Pour la première fois depuis Noël, James Harden a inscrit moins de 40 points. Un nouveau record à 3 points a été battu à Sacramento et les Warriors étaient là. Tout ce qu’il faut savoir sur la soirée de samedi en NBA.

Le chiffre : 38
La série de cinq matches d’affilée à plus de 40 points de James Harden a pris fin samedi à Portland puisque le MVP de la dernière saison régulière n’en a inscrit que… 38. Un match qui aura conforté ses détracteurs puisque marqué par un déchet personnel important (23 tirs ratés dont 12 à 3 points et 7 balles perdues) et une défaite des Rockets à Portland (110-101). Les Blazers ont fait la différence sur un 13-0 juste avant la mi-temps puis ont géré leur avance en serrant Harden au plus près. « J’ai essayé de le coller, l’obliger à forcer, l’épuiser et de ne pas me faire siffler de fautes trop faciles », a commenté Evan Turner, auteur d’un gros travail défensif sur le barbu.

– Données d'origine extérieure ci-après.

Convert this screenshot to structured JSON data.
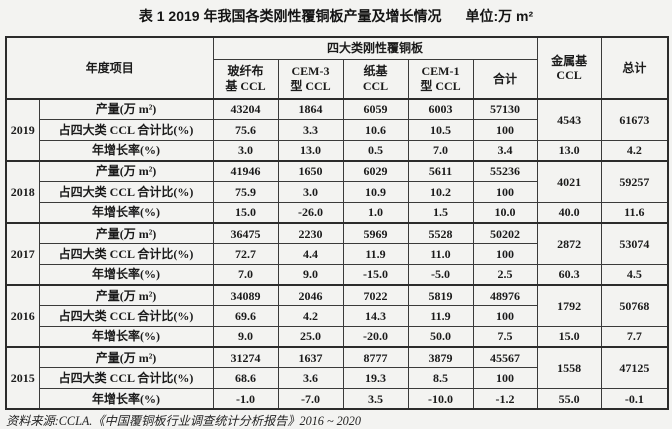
{
  "title": {
    "main": "表 1  2019 年我国各类刚性覆铜板产量及增长情况",
    "unit": "单位:万 m²"
  },
  "table": {
    "header": {
      "year_item": "年度项目",
      "four_types_group": "四大类刚性覆铜板",
      "four_type_columns": [
        "玻纤布\n基 CCL",
        "CEM-3\n型 CCL",
        "纸基\nCCL",
        "CEM-1\n型 CCL",
        "合计"
      ],
      "metal_base": "金属基\nCCL",
      "grand_total": "总计"
    },
    "row_labels": [
      "产量(万 m²)",
      "占四大类 CCL 合计比(%)",
      "年增长率(%)"
    ],
    "years": [
      {
        "year": "2019",
        "production": [
          "43204",
          "1864",
          "6059",
          "6003",
          "57130"
        ],
        "share": [
          "75.6",
          "3.3",
          "10.6",
          "10.5",
          "100"
        ],
        "growth": [
          "3.0",
          "13.0",
          "0.5",
          "7.0",
          "3.4"
        ],
        "metal_value": "4543",
        "metal_growth": "13.0",
        "total_value": "61673",
        "total_growth": "4.2"
      },
      {
        "year": "2018",
        "production": [
          "41946",
          "1650",
          "6029",
          "5611",
          "55236"
        ],
        "share": [
          "75.9",
          "3.0",
          "10.9",
          "10.2",
          "100"
        ],
        "growth": [
          "15.0",
          "-26.0",
          "1.0",
          "1.5",
          "10.0"
        ],
        "metal_value": "4021",
        "metal_growth": "40.0",
        "total_value": "59257",
        "total_growth": "11.6"
      },
      {
        "year": "2017",
        "production": [
          "36475",
          "2230",
          "5969",
          "5528",
          "50202"
        ],
        "share": [
          "72.7",
          "4.4",
          "11.9",
          "11.0",
          "100"
        ],
        "growth": [
          "7.0",
          "9.0",
          "-15.0",
          "-5.0",
          "2.5"
        ],
        "metal_value": "2872",
        "metal_growth": "60.3",
        "total_value": "53074",
        "total_growth": "4.5"
      },
      {
        "year": "2016",
        "production": [
          "34089",
          "2046",
          "7022",
          "5819",
          "48976"
        ],
        "share": [
          "69.6",
          "4.2",
          "14.3",
          "11.9",
          "100"
        ],
        "growth": [
          "9.0",
          "25.0",
          "-20.0",
          "50.0",
          "7.5"
        ],
        "metal_value": "1792",
        "metal_growth": "15.0",
        "total_value": "50768",
        "total_growth": "7.7"
      },
      {
        "year": "2015",
        "production": [
          "31274",
          "1637",
          "8777",
          "3879",
          "45567"
        ],
        "share": [
          "68.6",
          "3.6",
          "19.3",
          "8.5",
          "100"
        ],
        "growth": [
          "-1.0",
          "-7.0",
          "3.5",
          "-10.0",
          "-1.2"
        ],
        "metal_value": "1558",
        "metal_growth": "55.0",
        "total_value": "47125",
        "total_growth": "-0.1"
      }
    ]
  },
  "footer": {
    "source": "资料来源:CCLA.《中国覆铜板行业调查统计分析报告》2016 ~ 2020"
  }
}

Le record : pluie de 3 points à Sacramento
Pour la première fois depuis l’introduction du trois points en NBA il y a quarante ans, deux équipes ont inscrit au moins 20 paniers primés, et dépassé à deux le total de 40, lors d’un même match. Auteurs d’un retentissant 20/36 derrière la ligne, les Kings n’en ont pas moins été battus (123-127) par les Warriors et leur 21/47 dans l’exercice (plus de la moitié des tirs tentés par les tenants du titre). Dans ce contexte, Stephen Curry s’est évidemment régalé (42 points), inscrivant la moitié de ses paniers primés (5 sur 10) dans le dernier quart-temps, même si c’est sur la ligne des lancers francs qu’il a véritablement validé la victoire de Golden State avec un 2/2 à 9’’4 de la fin. Beau joueur, le coach des Kings, Dave Joerger, a concédé que «ça devait être sympa à regarder». Autre record, plus laid : en perdant à domicile face à New Orleans (98-133), Cleveland est devenu samedi la première équipe de l’histoire à aligner cinq défaites de suite chez lui d’au moins 20 points (25,8 de moyenne). Les Cavs de l’après-LeBron sont désormais sur la plus longue série en cours de défaites en NBA (9).

La décla : « Ça vient  de moi»
Enrhumé, Jimmy Butler n’a pas participé samedi à la victoire de Philadelphie à domicile sur Dallas (106-100) à l’issue d’un match où les Sixers ont éteint Luka Doncic (4/16 aux tirs) et globalement dominé la seconde mi-temps, comptant jusqu’à 19 points d’avance (89-70, 37e). Mais il avait fait l’actu la veille en se plaignant de son utilisation en attaque. Comme un écho à une frustration similaire de Joel Embiid un mois plus tôt. Butler « est loquace, entier et tranché, mais tout ça vient de moi, je les pousse à ça, a répondu Brett Brown. Personne ne doit être surpris. Il doit avoir un avis, il veut qu’on l’entende, et il faut l’écouter. » À moins que le coach ne rejoue la maxime de Cocteau, « puisque ces mystères me dépassent, feignons d’en être l’organisateur. »

L’histoire : ça devient plus clair à l’Ouest
On a déjà évoqué plus haut la défaite de Sacramento, puis celle de Dallas. En ajoutant celle de Memphis à San Antonio (108-88), la situation devient encore plus limpide dans une conférence Ouest longtemps entremêlée. Désormais, les huit premiers, dont les Spurs, qui restent sur quatre victoires, ont au moins 53% de victoires. Le neuvième, Utah, vainqueur à Detroit (105-110), pointe à 50% et peut espérer profiter à terme du ralentissement des équipes de LA, les Clippers (10 défaites en 17 matches depuis un mois) et surtout les Lakers sans LeBron James. Ceux qui suivent, Kings, Grizzlies, Mavs, sont désormais en négatif.
Pour Memphis, cela part même en capilotade avec ce cinquième revers de suite avec des débuts compliqués pour la recrue Justin Holiday (2 points).